IBM® MQ channels do not accept HTTP requests. Therefore a second MQIPT is required to receive the HTTP requests and convert them back into IBM MQ protocol packets. The second MQIPT removes the HTTP header to convert the incoming packet back into a standard IBM MQ protocol packet, before passing it on to the destination queue manager.
When HTTP is being used between two instances of MQIPT, the TCP/IP connection on which the HTTP requests and replies flow is persistent and is kept open for the lifetime of the message channel. MQIPT does not close the TCP/IP connection between request/reply pairs.
If two instances of MQIPT are communicating through HTTP, it is possible that an HTTP request might stay outstanding for an extended period. An example is in a requester/server channel, when the server side is waiting for new messages to arrive on its transmission queue. The IBM MQ channel protocol provides a "heartbeat" mechanism, which requires the waiting end periodically to send heartbeat messages to its partner. The default channel heartbeat period is 5 minutes. MQIPT uses this heartbeat as the HTTP reply. Do not disable this channel heartbeat, or set it to an excessively high value, to avoid causing problems with timeouts in some firewalls.
MQIPT accepts HTTP traffic in chunked format, generated by an HTTP proxy or server.
For an example of using HTTP in MQIPT, see Configuring HTTP tunneling.
HTTP proxies
- The proxy must support the HTTP 1.1 protocol.
- The Connection or Proxy-Connection HTTP headers that are set by MQIPT must be honored by the proxy. This allows connections between the two instances of MQIPT to be kept open for the lifetime of the message channel.
- A one-to-one mapping of persistent connections must be maintained across the proxy. This ensures that TCP/IP connections from the proxy to the destination MQIPT are not used to transmit data for more than one message channel.
- Persistent connections should enabled.
- The reuse of TCP/IP connections from the proxy to MQIPT by more than one HTTP session should be disabled, to maintain a one-to-one mapping of persistent connections across the proxy.
- The timeout on proxy requests should be set to a high value. For example, 12 hours.
- The maximum number of requests that can be made on a persistent connection should be set to a high value.

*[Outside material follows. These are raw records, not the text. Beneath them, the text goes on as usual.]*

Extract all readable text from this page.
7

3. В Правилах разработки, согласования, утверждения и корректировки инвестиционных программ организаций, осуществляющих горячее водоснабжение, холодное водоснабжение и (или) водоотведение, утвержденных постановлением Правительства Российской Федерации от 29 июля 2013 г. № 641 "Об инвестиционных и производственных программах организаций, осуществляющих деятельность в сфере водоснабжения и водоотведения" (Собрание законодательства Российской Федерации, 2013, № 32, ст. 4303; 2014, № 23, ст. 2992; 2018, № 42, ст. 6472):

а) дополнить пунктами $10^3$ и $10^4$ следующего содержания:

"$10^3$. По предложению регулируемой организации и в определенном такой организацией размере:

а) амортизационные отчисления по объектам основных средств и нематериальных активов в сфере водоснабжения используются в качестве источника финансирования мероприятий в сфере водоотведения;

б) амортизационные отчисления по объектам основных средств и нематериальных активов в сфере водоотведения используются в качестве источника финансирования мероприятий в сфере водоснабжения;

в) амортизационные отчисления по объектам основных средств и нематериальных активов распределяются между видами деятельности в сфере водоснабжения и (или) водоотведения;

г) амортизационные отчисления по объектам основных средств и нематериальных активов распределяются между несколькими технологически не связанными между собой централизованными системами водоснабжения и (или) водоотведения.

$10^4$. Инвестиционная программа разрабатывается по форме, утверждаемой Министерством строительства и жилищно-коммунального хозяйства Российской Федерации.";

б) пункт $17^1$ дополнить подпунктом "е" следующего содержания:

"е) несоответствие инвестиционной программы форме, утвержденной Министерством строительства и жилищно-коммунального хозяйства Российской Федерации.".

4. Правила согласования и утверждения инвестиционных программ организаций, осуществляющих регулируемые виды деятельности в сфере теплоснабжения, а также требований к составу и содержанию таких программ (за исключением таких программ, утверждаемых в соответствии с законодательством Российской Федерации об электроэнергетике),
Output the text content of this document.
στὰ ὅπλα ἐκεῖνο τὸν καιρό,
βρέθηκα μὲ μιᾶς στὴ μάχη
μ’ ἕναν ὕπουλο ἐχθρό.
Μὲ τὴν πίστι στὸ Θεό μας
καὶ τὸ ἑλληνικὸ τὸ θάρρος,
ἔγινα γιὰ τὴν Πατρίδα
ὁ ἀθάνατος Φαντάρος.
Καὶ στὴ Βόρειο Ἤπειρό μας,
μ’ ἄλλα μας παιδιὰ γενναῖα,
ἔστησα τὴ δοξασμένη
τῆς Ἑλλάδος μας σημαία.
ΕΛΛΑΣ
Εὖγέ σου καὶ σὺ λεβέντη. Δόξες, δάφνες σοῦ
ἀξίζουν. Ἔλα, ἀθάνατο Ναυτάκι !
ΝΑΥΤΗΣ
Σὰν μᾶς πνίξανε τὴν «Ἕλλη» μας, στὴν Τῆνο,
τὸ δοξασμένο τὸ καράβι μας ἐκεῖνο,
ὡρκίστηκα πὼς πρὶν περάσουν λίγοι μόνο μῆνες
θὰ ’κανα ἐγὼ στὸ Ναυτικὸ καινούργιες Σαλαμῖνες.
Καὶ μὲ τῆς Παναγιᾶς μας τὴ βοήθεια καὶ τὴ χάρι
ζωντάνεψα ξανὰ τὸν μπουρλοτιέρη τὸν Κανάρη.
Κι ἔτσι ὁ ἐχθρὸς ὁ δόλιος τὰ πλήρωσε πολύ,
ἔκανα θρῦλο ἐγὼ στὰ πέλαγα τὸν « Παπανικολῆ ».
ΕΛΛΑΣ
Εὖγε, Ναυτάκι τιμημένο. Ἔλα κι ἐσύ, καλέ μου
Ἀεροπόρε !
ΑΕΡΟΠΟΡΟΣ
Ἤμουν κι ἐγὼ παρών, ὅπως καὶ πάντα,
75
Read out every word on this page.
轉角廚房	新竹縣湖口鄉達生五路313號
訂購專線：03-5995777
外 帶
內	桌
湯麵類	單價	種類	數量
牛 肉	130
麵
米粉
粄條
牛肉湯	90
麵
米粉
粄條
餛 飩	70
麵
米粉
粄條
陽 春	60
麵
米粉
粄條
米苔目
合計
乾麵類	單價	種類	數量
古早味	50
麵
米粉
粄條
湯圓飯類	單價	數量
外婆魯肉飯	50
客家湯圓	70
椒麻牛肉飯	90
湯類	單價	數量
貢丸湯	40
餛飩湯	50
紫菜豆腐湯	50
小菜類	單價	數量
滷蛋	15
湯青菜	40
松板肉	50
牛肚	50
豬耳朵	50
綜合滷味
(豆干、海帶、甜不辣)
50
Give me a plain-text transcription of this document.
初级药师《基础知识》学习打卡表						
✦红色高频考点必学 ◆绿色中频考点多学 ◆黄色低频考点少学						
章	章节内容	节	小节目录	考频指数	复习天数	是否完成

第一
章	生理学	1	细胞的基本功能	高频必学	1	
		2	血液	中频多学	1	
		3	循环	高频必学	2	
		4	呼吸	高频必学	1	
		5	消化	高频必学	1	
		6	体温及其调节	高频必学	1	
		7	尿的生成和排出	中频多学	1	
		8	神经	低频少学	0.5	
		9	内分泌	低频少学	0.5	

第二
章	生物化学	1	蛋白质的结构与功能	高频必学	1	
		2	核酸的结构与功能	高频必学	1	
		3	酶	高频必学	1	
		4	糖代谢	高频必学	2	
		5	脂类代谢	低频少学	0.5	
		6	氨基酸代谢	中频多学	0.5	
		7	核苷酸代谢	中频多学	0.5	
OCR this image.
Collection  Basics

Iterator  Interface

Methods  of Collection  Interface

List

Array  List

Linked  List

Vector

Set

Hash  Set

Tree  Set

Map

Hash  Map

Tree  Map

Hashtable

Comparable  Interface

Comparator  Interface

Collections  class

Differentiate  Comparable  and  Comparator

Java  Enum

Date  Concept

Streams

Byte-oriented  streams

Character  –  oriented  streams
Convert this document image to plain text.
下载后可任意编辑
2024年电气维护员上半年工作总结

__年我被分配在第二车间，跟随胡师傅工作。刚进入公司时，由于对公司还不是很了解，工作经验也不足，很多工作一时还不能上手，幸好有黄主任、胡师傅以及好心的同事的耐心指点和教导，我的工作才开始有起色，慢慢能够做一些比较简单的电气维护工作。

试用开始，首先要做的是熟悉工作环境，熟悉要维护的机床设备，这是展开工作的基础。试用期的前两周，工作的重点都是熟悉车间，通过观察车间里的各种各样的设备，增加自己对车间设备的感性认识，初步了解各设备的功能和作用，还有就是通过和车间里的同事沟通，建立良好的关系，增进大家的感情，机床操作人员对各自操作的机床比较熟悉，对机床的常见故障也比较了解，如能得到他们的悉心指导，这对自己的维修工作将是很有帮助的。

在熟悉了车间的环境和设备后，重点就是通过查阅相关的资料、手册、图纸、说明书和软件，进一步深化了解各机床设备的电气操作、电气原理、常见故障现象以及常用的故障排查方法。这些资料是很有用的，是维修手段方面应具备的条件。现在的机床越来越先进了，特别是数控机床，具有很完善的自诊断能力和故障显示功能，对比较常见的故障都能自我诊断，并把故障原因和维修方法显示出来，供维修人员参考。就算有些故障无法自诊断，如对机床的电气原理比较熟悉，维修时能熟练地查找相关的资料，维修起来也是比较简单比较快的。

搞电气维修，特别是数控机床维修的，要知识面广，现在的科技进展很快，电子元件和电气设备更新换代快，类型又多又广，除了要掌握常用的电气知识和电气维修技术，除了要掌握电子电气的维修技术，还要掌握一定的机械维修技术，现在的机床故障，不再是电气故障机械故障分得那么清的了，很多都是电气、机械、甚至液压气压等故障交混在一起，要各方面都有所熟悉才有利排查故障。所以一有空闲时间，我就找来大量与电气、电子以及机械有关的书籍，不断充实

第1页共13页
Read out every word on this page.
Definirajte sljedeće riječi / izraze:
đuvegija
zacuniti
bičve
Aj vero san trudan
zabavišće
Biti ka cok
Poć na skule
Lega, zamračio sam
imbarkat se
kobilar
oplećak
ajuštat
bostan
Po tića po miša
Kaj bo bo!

For example, 5000.
MQIPT uses HTTP POST requests to send data between the two instances of MQIPT. If the MQIPT configuration specifies the hostname of the proxy using the HTTPProxy property, MQIPT connects to the proxy and uses the HTTP CONNECT method to request that the proxy establish a tunnel to the destination MQIPT. This allows HTTPS connections to pass through the proxy without terminating the TLS session in the proxy.
If a load balancer is placed between the MQIPT instances, it must be configured to use the value of the MQIPTSessionId HTTP cookie to ensure that all requests for each session are forwarded to the same destination.